The 98-page constitutional document in English has also, for the first time, been translated into the two main vernacular languages - i’Taukei and contemporary Hindi. In the 15 days before His Excellency the President gives his assent on September 6th, members of the public are invited to read the vernacular versions and provide feedback on their accuracy. Some of the legal terms and phraseology in the English language do not have equivalent words in the vernacular and therefore may be open to interpretation.

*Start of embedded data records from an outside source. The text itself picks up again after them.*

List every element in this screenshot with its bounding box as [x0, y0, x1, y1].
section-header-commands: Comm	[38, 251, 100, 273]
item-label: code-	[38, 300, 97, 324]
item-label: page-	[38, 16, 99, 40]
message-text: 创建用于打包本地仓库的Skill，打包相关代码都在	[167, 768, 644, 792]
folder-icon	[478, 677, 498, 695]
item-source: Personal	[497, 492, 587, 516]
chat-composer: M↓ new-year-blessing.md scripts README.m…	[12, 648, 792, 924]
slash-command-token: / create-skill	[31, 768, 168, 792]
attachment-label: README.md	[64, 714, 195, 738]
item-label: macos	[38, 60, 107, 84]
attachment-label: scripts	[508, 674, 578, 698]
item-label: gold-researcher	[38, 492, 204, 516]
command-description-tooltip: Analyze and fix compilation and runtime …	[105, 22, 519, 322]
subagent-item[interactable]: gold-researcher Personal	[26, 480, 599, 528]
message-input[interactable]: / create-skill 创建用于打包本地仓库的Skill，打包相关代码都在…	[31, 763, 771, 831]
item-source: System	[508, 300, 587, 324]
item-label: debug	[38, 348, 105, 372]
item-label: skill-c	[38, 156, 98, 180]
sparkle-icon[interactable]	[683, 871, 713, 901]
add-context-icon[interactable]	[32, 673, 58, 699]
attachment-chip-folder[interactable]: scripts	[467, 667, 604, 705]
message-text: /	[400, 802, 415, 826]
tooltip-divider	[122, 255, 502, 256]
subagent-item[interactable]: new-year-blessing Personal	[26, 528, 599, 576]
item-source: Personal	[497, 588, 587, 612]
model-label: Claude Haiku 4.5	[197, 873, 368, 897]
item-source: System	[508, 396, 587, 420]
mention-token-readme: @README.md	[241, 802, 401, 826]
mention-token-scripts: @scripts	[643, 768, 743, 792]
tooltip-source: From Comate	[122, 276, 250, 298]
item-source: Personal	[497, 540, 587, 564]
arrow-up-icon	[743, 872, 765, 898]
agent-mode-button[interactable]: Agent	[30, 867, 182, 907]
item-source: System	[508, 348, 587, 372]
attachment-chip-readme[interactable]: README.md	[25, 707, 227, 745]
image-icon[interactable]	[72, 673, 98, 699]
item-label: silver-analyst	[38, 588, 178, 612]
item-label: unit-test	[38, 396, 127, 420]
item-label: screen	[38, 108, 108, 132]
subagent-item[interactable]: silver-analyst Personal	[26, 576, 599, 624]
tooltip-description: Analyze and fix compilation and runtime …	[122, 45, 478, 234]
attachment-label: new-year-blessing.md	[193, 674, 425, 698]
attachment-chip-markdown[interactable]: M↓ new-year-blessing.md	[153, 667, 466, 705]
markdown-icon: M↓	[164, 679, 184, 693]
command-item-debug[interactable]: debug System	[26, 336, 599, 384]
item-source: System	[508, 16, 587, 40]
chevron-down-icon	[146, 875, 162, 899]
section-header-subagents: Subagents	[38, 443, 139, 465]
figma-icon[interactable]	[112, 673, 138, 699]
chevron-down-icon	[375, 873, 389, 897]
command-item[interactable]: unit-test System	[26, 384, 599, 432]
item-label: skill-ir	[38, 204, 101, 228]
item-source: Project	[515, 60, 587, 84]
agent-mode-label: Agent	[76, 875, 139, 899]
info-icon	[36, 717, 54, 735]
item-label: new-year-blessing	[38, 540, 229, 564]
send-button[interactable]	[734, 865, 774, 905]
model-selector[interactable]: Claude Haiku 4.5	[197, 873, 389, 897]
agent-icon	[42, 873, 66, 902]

The Constitution provides for a single chamber 50-member Parliament – up from 45 in the Draft document- which will be the country’s supreme authority and be elected on the basis of one person, one vote, one value. Elections are to be held every four years and every Fijian over the age of 18 is entitled to vote. In another alteration to the Draft document, individual regional constituencies are abolished. There will be one national constituency covering the whole of Fiji, as in The Netherlands and Israel. And every voter will get one vote, choosing the candidate who they believe best serves their interests under a proportional representation system.
A Prime Minister who commands the party with the most seats in Parliament will head the elected Government and, in line with current practice, a President will be the Head of State and perform the ceremonial function of Commander in Chief of the Republic of Fiji Military Forces.
Among the Constitution’s major provisions are:
- A common and equal citizenry.
- A voting system of equal votes of equal value.
- A secular state and religious liberty.
- An independent and impartial judiciary and equal access to the law.
- The right to legal aid assistance.
- Specific protection of the ownership of I’Taukei and Rotuman lands and recognition of their unique culture, customs, traditions and language.
- The protection of the rights of leaseholders.
- Specific recognition of the culture and language of Indo-Fijians, other Pacific islanders and other immigrants and settlers.
- A Bill of Rights containing specific provisions guaranteeing a range of civil and political rights and, for the first time, social and economic rights. These include the right to education, economic participation, a just minimum wage, transport, housing, food and water, health and social security.
- A free media and freedom of speech, expression, movement and association.
- The safeguarding of the environment.
- The compulsory teaching of the i’Taukei and Fiji Hindi languages at primary school level, along with English as the common language.
- The right to multiple citizenship but a provision that only Fijian citizens be entitled to stand for Parliament.
- The right to fair employment practices.
- The right to join, form or campaign for a political party.
- The right to privacy.
- An Accountability and Transparency Commission which, for the first time, will hold all public office holders accountable.
- A Code of Conduct for public office holders.
- A provision requiring public office holders such as civil
servants, members of the disciplined forces and trade unionists to
resign before contesting a seat in Parliament.